I will specify the way it works in a more relaxed, mathematically manner, glossing over implementation issues. If you grok that, you should be able to solve the C++ problems on your own.

Let M=2^16, and define, as in C/C++:

uint16 := {0,...,M-1}

int16 := {-M/2,...,M/2-1}

uint32 := {0,...,M^2-1}

int32 := {-M^2/2,...,M^2/2-1}

Now assume you have two uint16 values x,y. You can define a function score_u(x,y) := xM+y.

score_u: uint16xuint16->uint32 is bijective (why?), so you can recover your original values.
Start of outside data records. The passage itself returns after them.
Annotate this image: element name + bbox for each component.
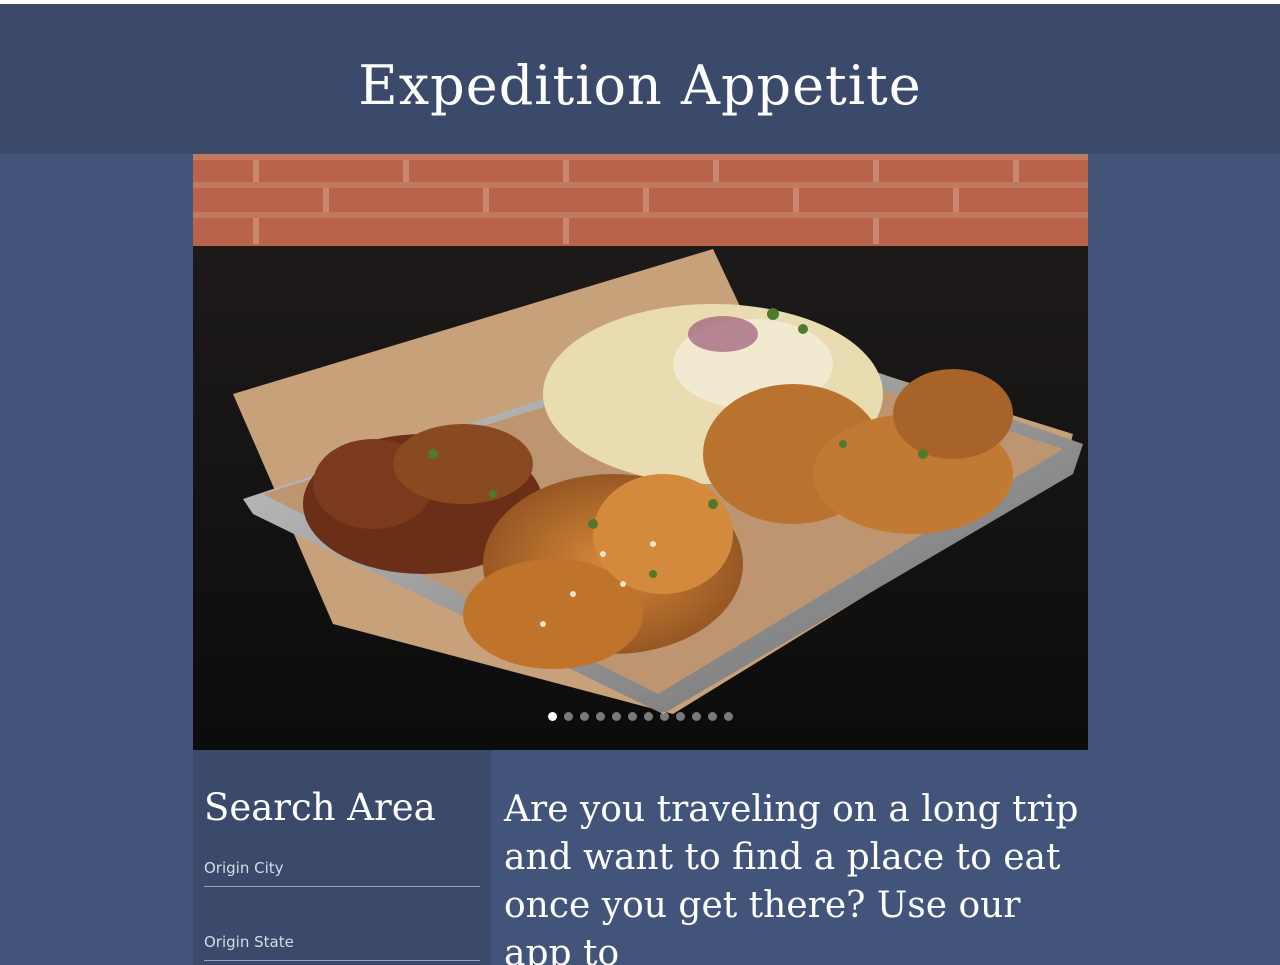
origin-state-input[interactable] [204,924,480,960]
origin-city-input[interactable] [204,850,480,886]
search-area-panel: Search Area [193,750,491,965]
carousel-dot[interactable] [564,712,573,721]
site-header: Expedition Appetite [0,4,1280,154]
carousel-dot[interactable] [724,712,733,721]
intro-text: Are you traveling on a long trip and wan… [504,789,1079,965]
page: Expedition Appetite Search Area Origin C… [0,0,1280,965]
carousel-dot[interactable] [644,712,653,721]
carousel-dot[interactable] [676,712,685,721]
origin-state-field [204,924,480,961]
carousel-indicators [193,712,1088,721]
carousel-dot[interactable] [628,712,637,721]
carousel-dot[interactable] [708,712,717,721]
origin-city-field [204,850,480,887]
carousel-image [193,154,1088,750]
carousel-dot[interactable] [612,712,621,721]
carousel-dot[interactable] [548,712,557,721]
site-title: Expedition Appetite [358,54,922,117]
image-carousel[interactable] [193,154,1088,750]
carousel-dot[interactable] [596,712,605,721]
carousel-dot[interactable] [580,712,589,721]
carousel-dot[interactable] [660,712,669,721]
carousel-dot[interactable] [692,712,701,721]
search-area-title: Search Area [204,786,436,829]
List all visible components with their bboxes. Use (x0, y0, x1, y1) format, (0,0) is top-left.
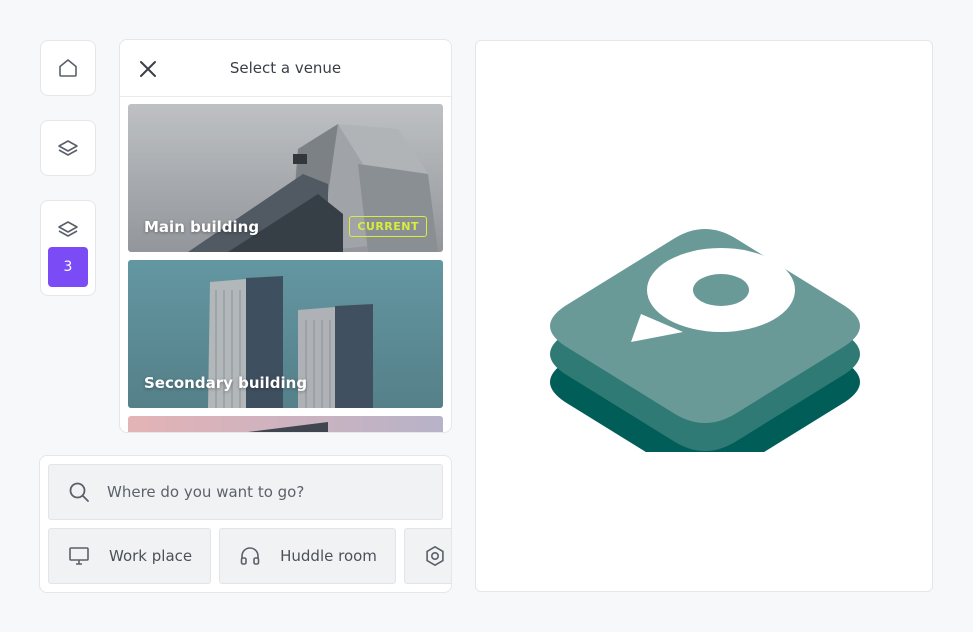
category-more[interactable] (403, 528, 451, 584)
headphones-icon (240, 547, 260, 565)
home-button[interactable] (40, 40, 96, 96)
map-panel[interactable] (475, 40, 933, 592)
gear-icon (426, 546, 444, 566)
venue-card-secondary-building[interactable]: Secondary building (128, 260, 443, 408)
category-chips: Work place Huddle room (48, 528, 451, 584)
search-panel: Work place Huddle room (39, 455, 452, 593)
search-input[interactable] (107, 483, 407, 501)
category-label: Work place (109, 547, 193, 565)
current-venue-badge: CURRENT (349, 216, 427, 237)
search-icon (69, 482, 89, 502)
floor-selector[interactable]: 3 (40, 200, 96, 296)
category-work-place[interactable]: Work place (48, 528, 212, 584)
venue-list: Main building CURRENT Secondary building (128, 104, 443, 432)
venue-name: Secondary building (144, 374, 308, 392)
venue-panel-header: Select a venue (120, 40, 451, 97)
venue-panel-title: Select a venue (229, 59, 342, 77)
category-huddle-room[interactable]: Huddle room (219, 528, 396, 584)
app-logo-icon (550, 229, 860, 452)
category-label: Huddle room (280, 547, 377, 565)
layers-button[interactable] (40, 120, 96, 176)
layers-icon (58, 140, 78, 156)
search-box[interactable] (48, 464, 443, 520)
home-icon (59, 59, 77, 77)
venue-name: Main building (144, 218, 260, 236)
monitor-icon (69, 547, 89, 565)
third-building-image (128, 416, 443, 432)
layers-icon (58, 221, 78, 237)
venue-card-main-building[interactable]: Main building CURRENT (128, 104, 443, 252)
close-icon[interactable] (136, 57, 160, 81)
venue-panel: Select a venue Main building CURRENT Sec… (119, 39, 452, 433)
venue-card-third-building[interactable] (128, 416, 443, 432)
floor-count-badge[interactable]: 3 (48, 247, 88, 287)
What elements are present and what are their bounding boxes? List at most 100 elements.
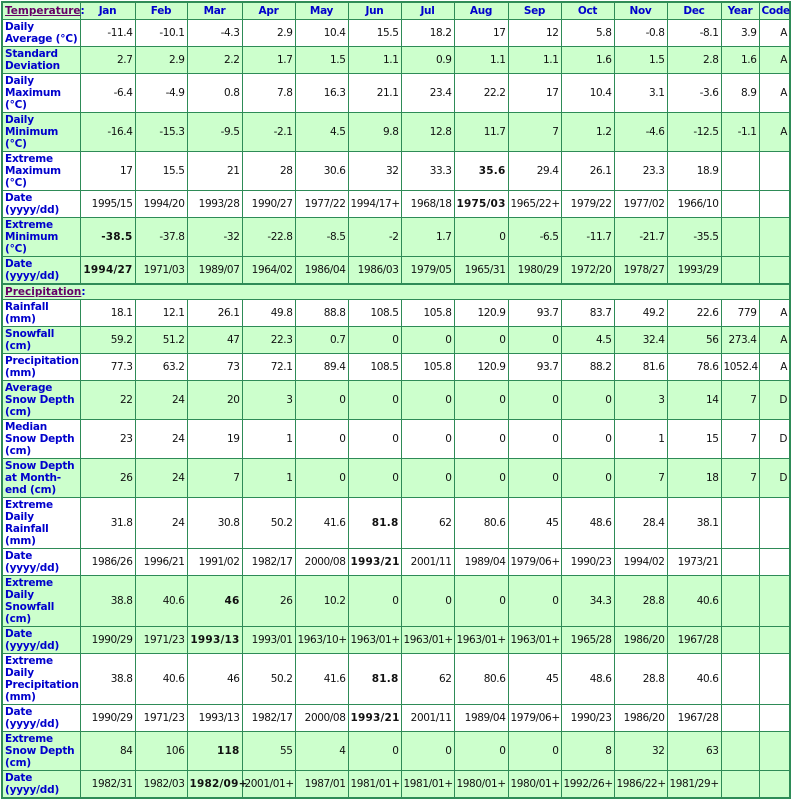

Most importantly, you can now add scores modulo M^2 or multiply them by a constant modulo M^2 and then recover the original values at the end and that gives you the same result as if you would have worked with the individual scores modulo M individually, as long as there was never any "overflow" (why?).

And thinking of these numbers as members of residual classes, you are free to replace that number with every other member of his class you prefer at any moment and the result would still be correct up to the residual class.

Now consider the encoding of the score in Stockfish:

Code: Select all

```
constexpr Score make_score(int mg, int eg) {
return Score((int)((unsigned int)eg << 16) + mg);
}
```

You must assume, that both operands are from int16, otherwise you get an "overflow". First both operands are converted to their corresponding element in uint32, then score_u is build and finally a conversion to the corresponding int32 is done.

Two's complement must be assumed.

Code: Select all

```
/// Multiplication of a Score by an integer. We check for overflow in debug mode.
inline Score operator*(Score s, int i) {
Score result = Score(int(s) * i);
//...
return result;
}
```

The representingint is fetched and multiplied with i. You could now convert that result to uint32 and from there invert score_u to get the individual values.